Following her ouster from the Fox talent contest -- we blame the fact that it was Barry Manilow week -- Hudson did the summer tour associated with the show and hustled to get her own gigs for a year. Then the casting call went out for "Dreamgirls." After three auditions and a search involving 782 hopefuls, including Barrino, Hudson was handed her dream.

That's when the hard work began for someone who says acting was something that "never occurred to me, I was always going to sing."

Spirited but unfailingly polite, Hudson was put through several paces for the role. She gained 20 pounds -- "I had to gain and maintain," she says of the weight she has since lost -- to achieve Effie's fuller figure. And she studied hard in "Diva 101" under the tutelage of director Bill Condon to get to the "arrogant" core of her character.

Loosely based on the story of the Supremes, "Dreamgirls" tells the tale of powerhouse vocalist Effie (a stand-in for Florence Ballard) who is eventually overshadowed by the weaker-voiced but slimmer, more conventionally attractive Deena Jones (Knowles, in the Diana Ross-like role).

"I didn't possess that diva fireball about me," says Hudson with a good-natured shrug that clearly demonstrates that her character's demanding nature didn't splash back into her real life.

"It's so true, isn't it?" marvels Condon in a separate phone interview. "She is so sweet and not needing to be in the spotlight, and again it's the utter professionalism that Effie doesn't have that [Hudson] just finds impossible to shed, thank God."

Given her pleasing demeanor, Condon was impressed with Hudson's performance, which is generating Oscar buzz, and not just in the musical sequences. "It's clear that she is in touch somewhere with her rage.
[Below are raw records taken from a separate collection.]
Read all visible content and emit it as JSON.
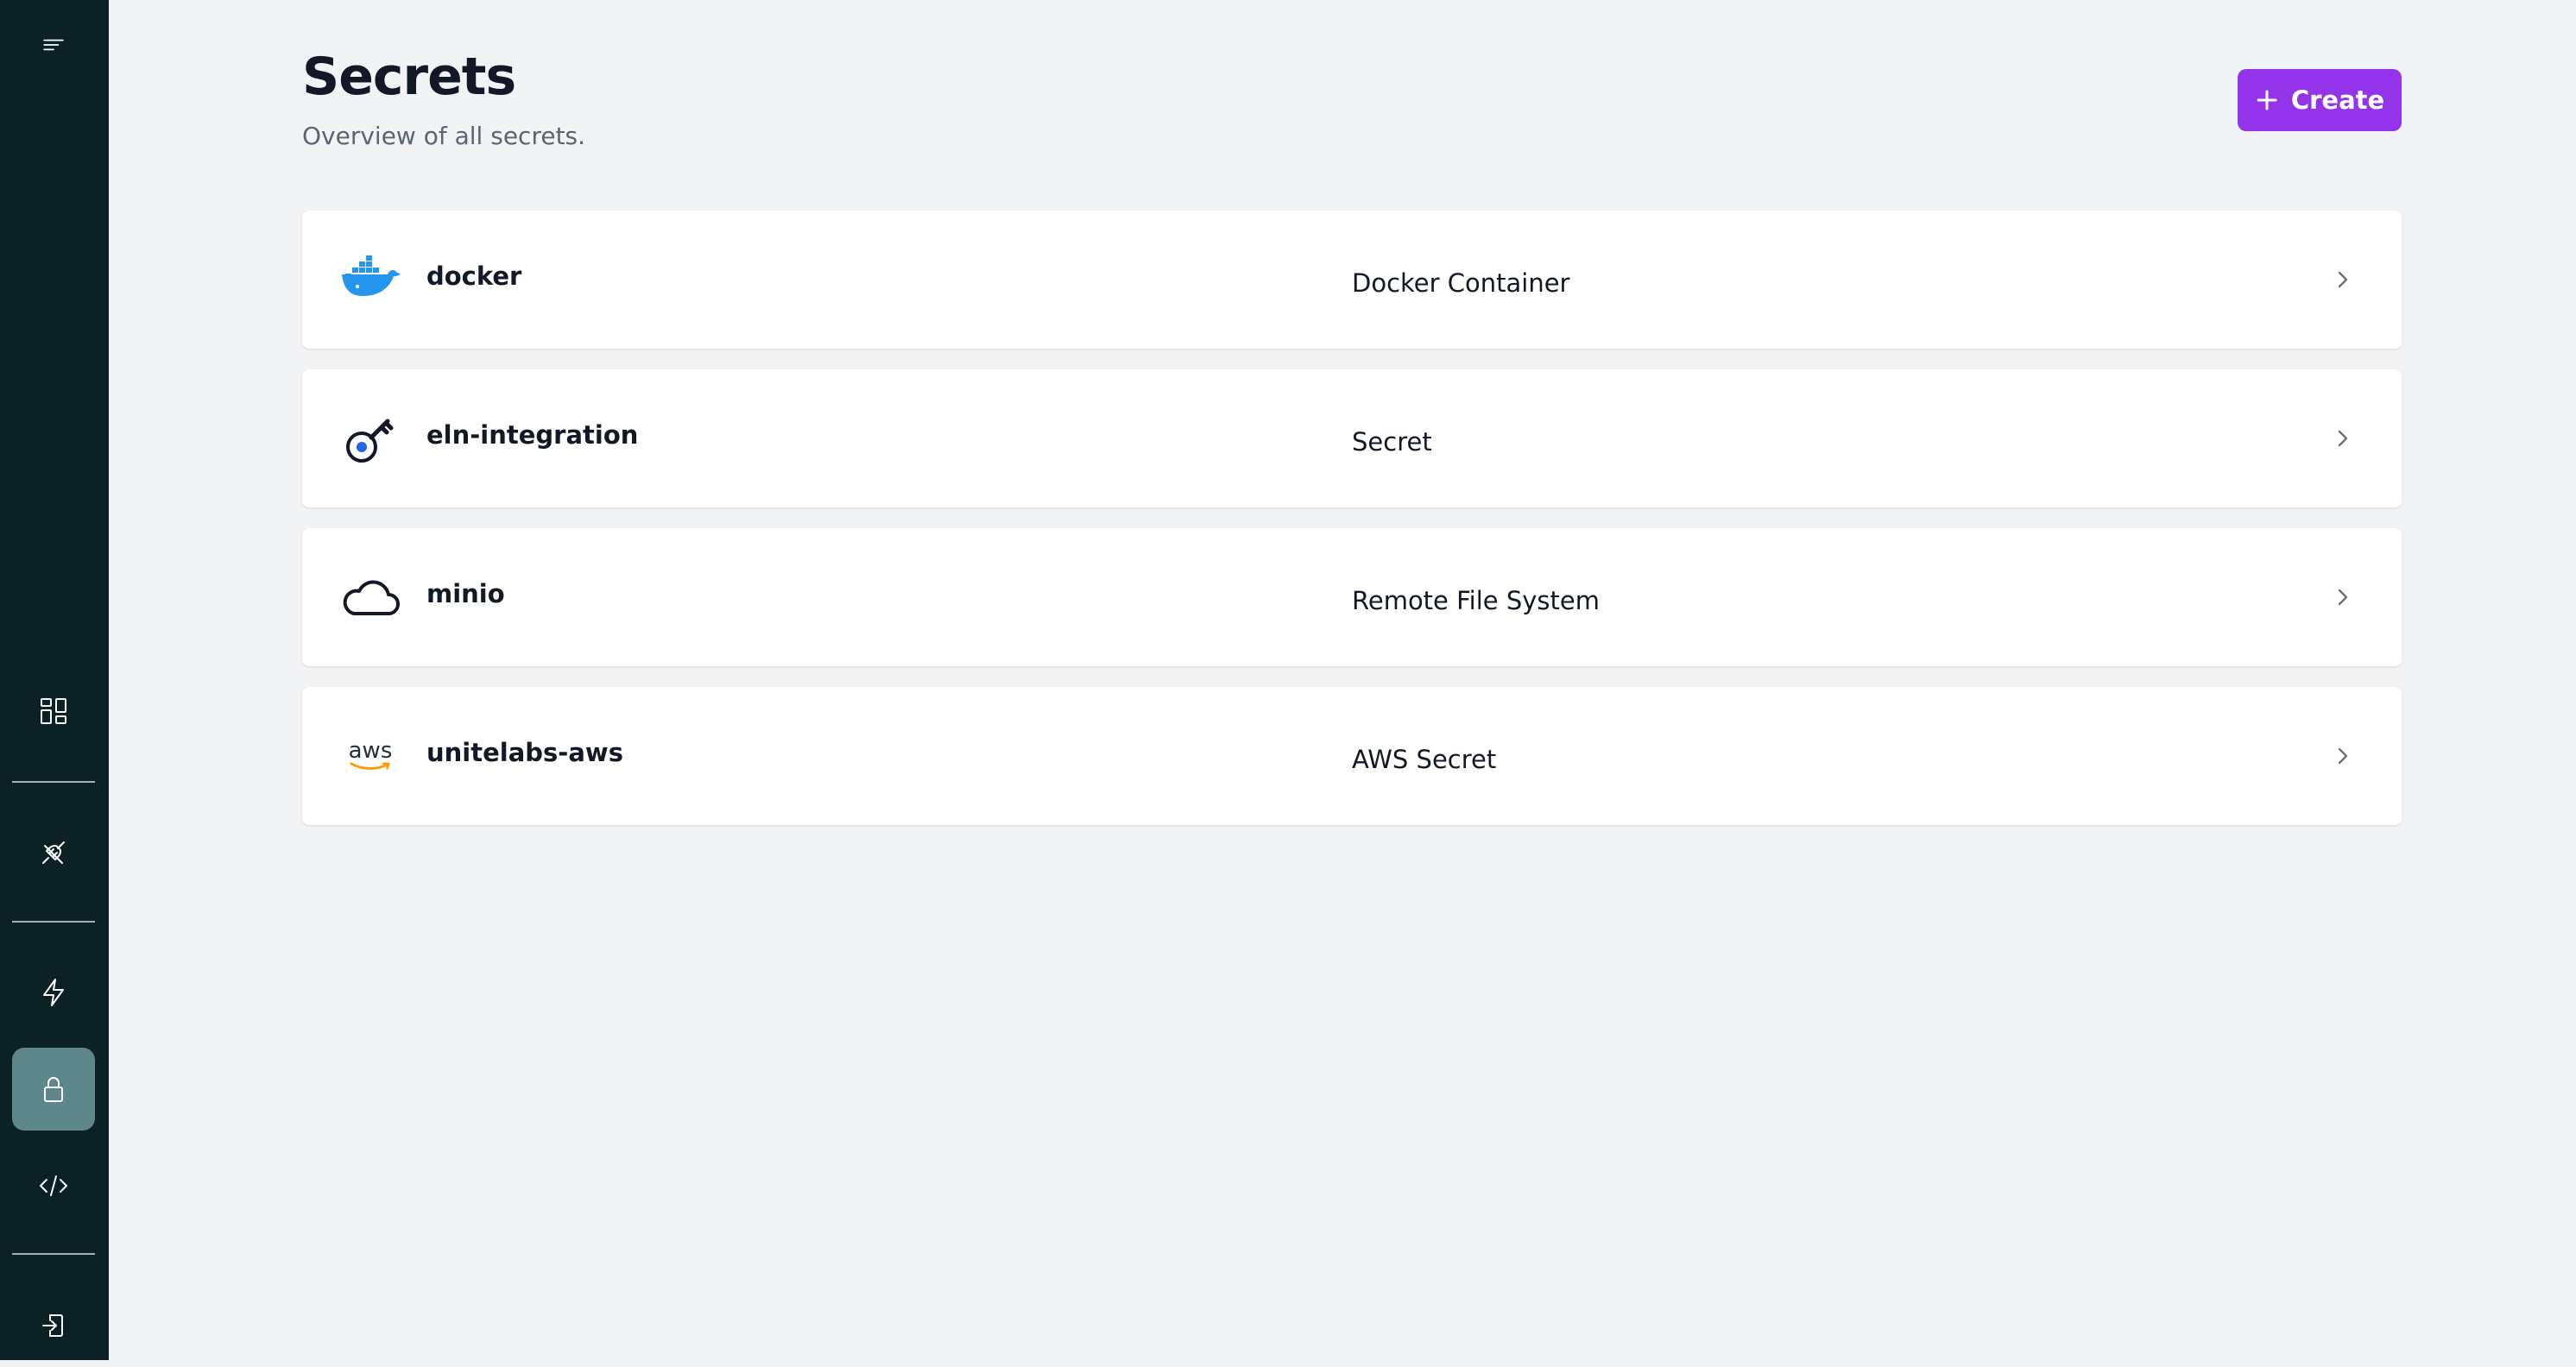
{
  "sidebar": {
    "items": [
      {
        "name": "menu",
        "icon": "menu-icon"
      },
      {
        "name": "dashboard",
        "icon": "dashboard-grid-icon"
      },
      {
        "name": "connections",
        "icon": "plug-icon"
      },
      {
        "name": "automations",
        "icon": "lightning-icon"
      },
      {
        "name": "secrets",
        "icon": "lock-icon",
        "active": true
      },
      {
        "name": "developer",
        "icon": "code-icon"
      },
      {
        "name": "logout",
        "icon": "logout-icon"
      }
    ],
    "active_color": "#5e878c",
    "background_color": "#0c2126"
  },
  "header": {
    "title": "Secrets",
    "subtitle": "Overview of all secrets.",
    "create_label": "Create",
    "create_color": "#9333ea"
  },
  "secrets": [
    {
      "name": "docker",
      "type": "Docker Container",
      "icon": "docker-icon"
    },
    {
      "name": "eln-integration",
      "type": "Secret",
      "icon": "key-icon"
    },
    {
      "name": "minio",
      "type": "Remote File System",
      "icon": "cloud-icon"
    },
    {
      "name": "unitelabs-aws",
      "type": "AWS Secret",
      "icon": "aws-icon",
      "icon_text": "aws"
    }
  ]
}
I still haven't seen it in real life but it's there obviously, and yes, it does still astonish me."

That astonishment is spreading -- including to tastemakers like Oprah Winfrey, who praised Hudson recently on her show to those in the Broadway community with fond memories of the original.
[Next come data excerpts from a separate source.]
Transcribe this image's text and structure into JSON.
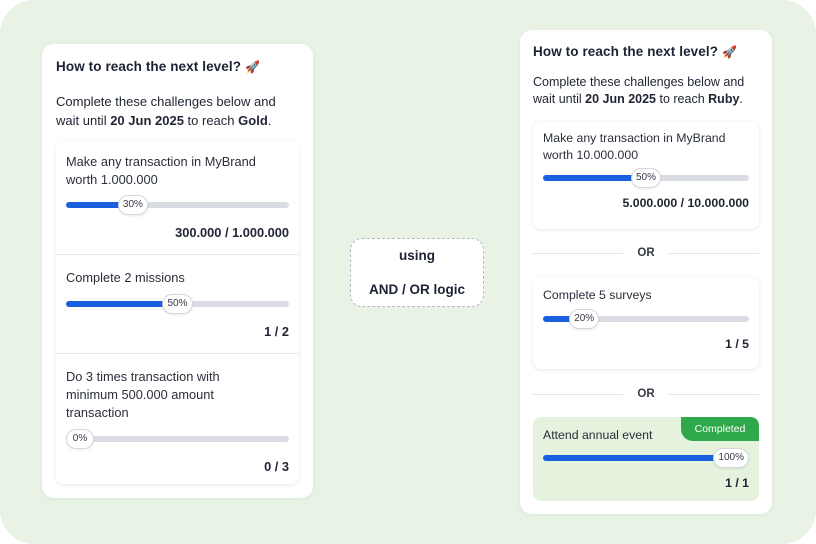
{
  "colors": {
    "background": "#e8f3e6",
    "progress_fill": "#1860e0",
    "progress_track": "#d9dde3",
    "completed_badge": "#2ea84a",
    "completed_card": "#e4f2de"
  },
  "left": {
    "title": "How to reach the next level?",
    "title_icon": "rocket-icon",
    "intro_prefix": "Complete these challenges below and wait until",
    "date": "20 Jun 2025",
    "intro_middle": "to reach",
    "level": "Gold",
    "intro_suffix": ".",
    "challenges": [
      {
        "text": "Make any transaction in MyBrand worth 1.000.000",
        "progress": 0.3,
        "pct_label": "30%",
        "count": "300.000 / 1.000.000"
      },
      {
        "text": "Complete 2 missions",
        "progress": 0.5,
        "pct_label": "50%",
        "count": "1 / 2"
      },
      {
        "text": "Do 3 times transaction with minimum 500.000 amount transaction",
        "progress": 0.0,
        "pct_label": "0%",
        "count": "0 / 3"
      }
    ]
  },
  "logic": {
    "line1": "using",
    "line2": "AND / OR logic"
  },
  "right": {
    "title": "How to reach the next level?",
    "title_icon": "rocket-icon",
    "intro_prefix": "Complete these challenges below and wait until",
    "date": "20 Jun 2025",
    "intro_middle": "to reach",
    "level": "Ruby",
    "intro_suffix": ".",
    "or_label": "OR",
    "challenges": [
      {
        "text": "Make any transaction in MyBrand worth 10.000.000",
        "progress": 0.5,
        "pct_label": "50%",
        "count": "5.000.000 / 10.000.000"
      },
      {
        "text": "Complete 5 surveys",
        "progress": 0.2,
        "pct_label": "20%",
        "count": "1 / 5"
      },
      {
        "text": "Attend annual event",
        "progress": 1.0,
        "pct_label": "100%",
        "count": "1 / 1",
        "badge": "Completed"
      }
    ]
  }
}
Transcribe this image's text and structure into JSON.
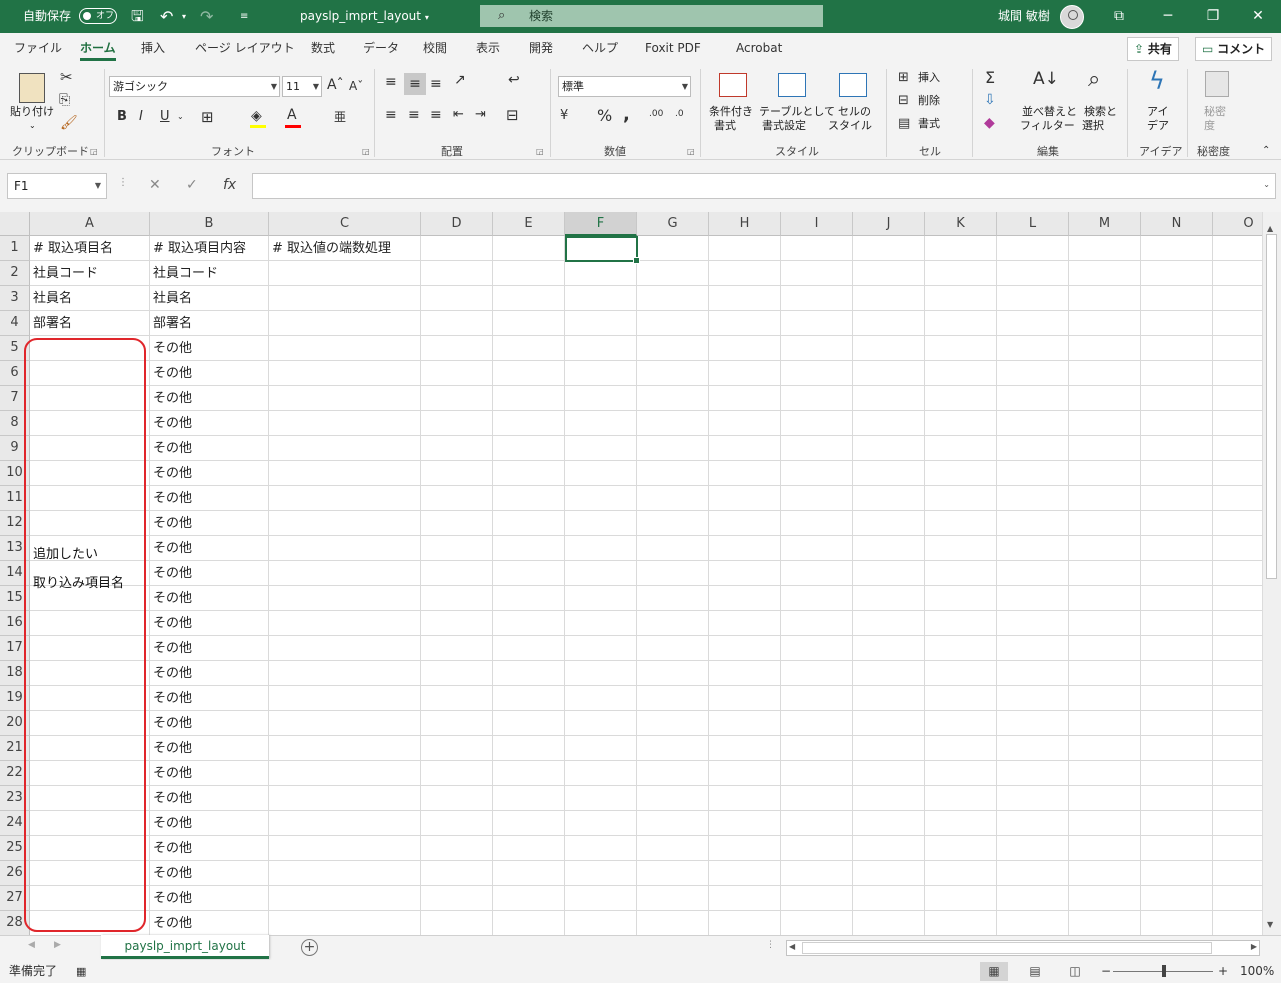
{
  "titlebar": {
    "autosave": "自動保存",
    "autosave_state": "オフ",
    "save_icon": "save-icon",
    "filename": "payslp_imprt_layout",
    "search_placeholder": "検索",
    "user": "城間 敏樹"
  },
  "tabs": [
    "ファイル",
    "ホーム",
    "挿入",
    "ページ レイアウト",
    "数式",
    "データ",
    "校閲",
    "表示",
    "開発",
    "ヘルプ",
    "Foxit PDF",
    "Acrobat"
  ],
  "active_tab": "ホーム",
  "share": "共有",
  "comment": "コメント",
  "ribbon": {
    "clipboard": {
      "paste": "貼り付け",
      "label": "クリップボード"
    },
    "font": {
      "name": "游ゴシック",
      "size": "11",
      "label": "フォント",
      "bold": "B",
      "italic": "I",
      "underline": "U"
    },
    "alignment": {
      "label": "配置"
    },
    "number": {
      "format": "標準",
      "label": "数値"
    },
    "styles": {
      "cond1": "条件付き",
      "cond2": "書式",
      "table1": "テーブルとして",
      "table2": "書式設定",
      "cell1": "セルの",
      "cell2": "スタイル",
      "label": "スタイル"
    },
    "cells": {
      "insert": "挿入",
      "delete": "削除",
      "format": "書式",
      "label": "セル"
    },
    "editing": {
      "sort1": "並べ替えと",
      "sort2": "フィルター",
      "find1": "検索と",
      "find2": "選択",
      "label": "編集"
    },
    "ideas": {
      "l1": "アイ",
      "l2": "デア",
      "label": "アイデア"
    },
    "sensitivity": {
      "l1": "秘密",
      "l2": "度",
      "label": "秘密度"
    }
  },
  "namebox": "F1",
  "columns": [
    "A",
    "B",
    "C",
    "D",
    "E",
    "F",
    "G",
    "H",
    "I",
    "J",
    "K",
    "L",
    "M",
    "N",
    "O"
  ],
  "selected_column": "F",
  "rows": [
    "1",
    "2",
    "3",
    "4",
    "5",
    "6",
    "7",
    "8",
    "9",
    "10",
    "11",
    "12",
    "13",
    "14",
    "15",
    "16",
    "17",
    "18",
    "19",
    "20",
    "21",
    "22",
    "23",
    "24",
    "25",
    "26",
    "27",
    "28"
  ],
  "cells": {
    "A1": "# 取込項目名",
    "B1": "# 取込項目内容",
    "C1": "# 取込値の端数処理",
    "A2": "社員コード",
    "B2": "社員コード",
    "A3": "社員名",
    "B3": "社員名",
    "A4": "部署名",
    "B4": "部署名"
  },
  "b_other": "その他",
  "callout": {
    "line1": "追加したい",
    "line2": "取り込み項目名"
  },
  "sheet_tab": "payslp_imprt_layout",
  "status": {
    "ready": "準備完了",
    "zoom": "100%"
  }
}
"Jennifer Holliday's performance is iconic," says Jeffrey Seller, producer of the Broadway musicals "Rent," "Avenue Q," and the recent "High Fidelity," on the phone from New York. "It's one of the great all-time performances from the Broadway stage; it is up there with Ethel Merman, and yet what Jennifer Hudson does is she brings simplicity and youthful honesty to it."
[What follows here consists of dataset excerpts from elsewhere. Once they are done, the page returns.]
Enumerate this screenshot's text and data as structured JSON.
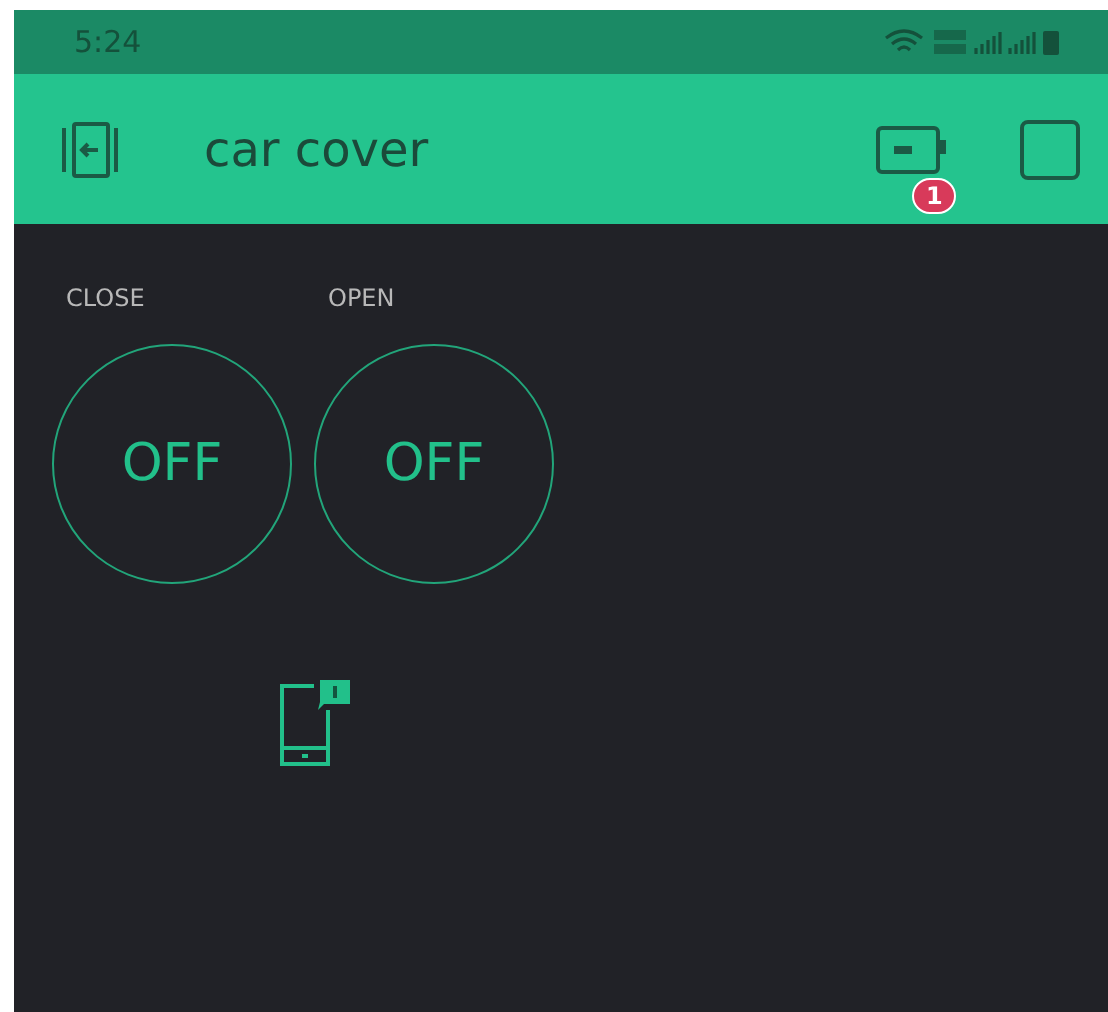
{
  "status_bar": {
    "time": "5:24"
  },
  "header": {
    "title": "car cover",
    "device_badge": "1"
  },
  "widgets": [
    {
      "kind": "button",
      "label": "CLOSE",
      "value": "OFF",
      "on": false
    },
    {
      "kind": "button",
      "label": "OPEN",
      "value": "OFF",
      "on": false
    }
  ],
  "notification_widget": {
    "kind": "phone"
  }
}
Seller calls seeing the original show as a 17-year-old on his first trip to New York City a "singular experience" and was also deeply moved by the film and Hudson's interpretation of Effie. "She's a girl with talent and self-confidence but mostly she's a girl. And I just watched her in the course of that movie become a woman. I think Bill Condon elicited a beautiful performance from her. They fell for none of the clichés of the strong-willed black woman with attitude."

Although it is Hudson's version of "And I Am Telling You" -- huskier and less unhinged than Holliday's but mighty powerful -- that has audiences cheering in the theater, Seller, like Condon, cites nonmusical moments as equally strong.

He points to a small scene when a down-on-her-luck Effie seeks help from Danny Glover's character, an aging talent manager, calling them "the two that were left behind but maintained their integrity. I just cried when I saw him open that door because I see her need."

Asked if he thinks the relative novice could find work on Broadway, Seller says with a laugh, "I'd love to have her in 'Rent' right now. I have a feeling she has something else on her agenda for the next six months including an Oscar campaign and all that other good stuff."

Hudson can't get her head around the Oscar talk but, for her, "all that other good stuff" includes recording her debut album. She hits the studio in January, working with legendary music man Clive Davis, with a tentative eye on June for a release date.

"We haven't even sat down to discuss the creative side of things as far as the type of material I'll be recording," says Hudson. "All I can promise is that it will have a lot of soul." And hopefully, she won't need a life jacket to promote it.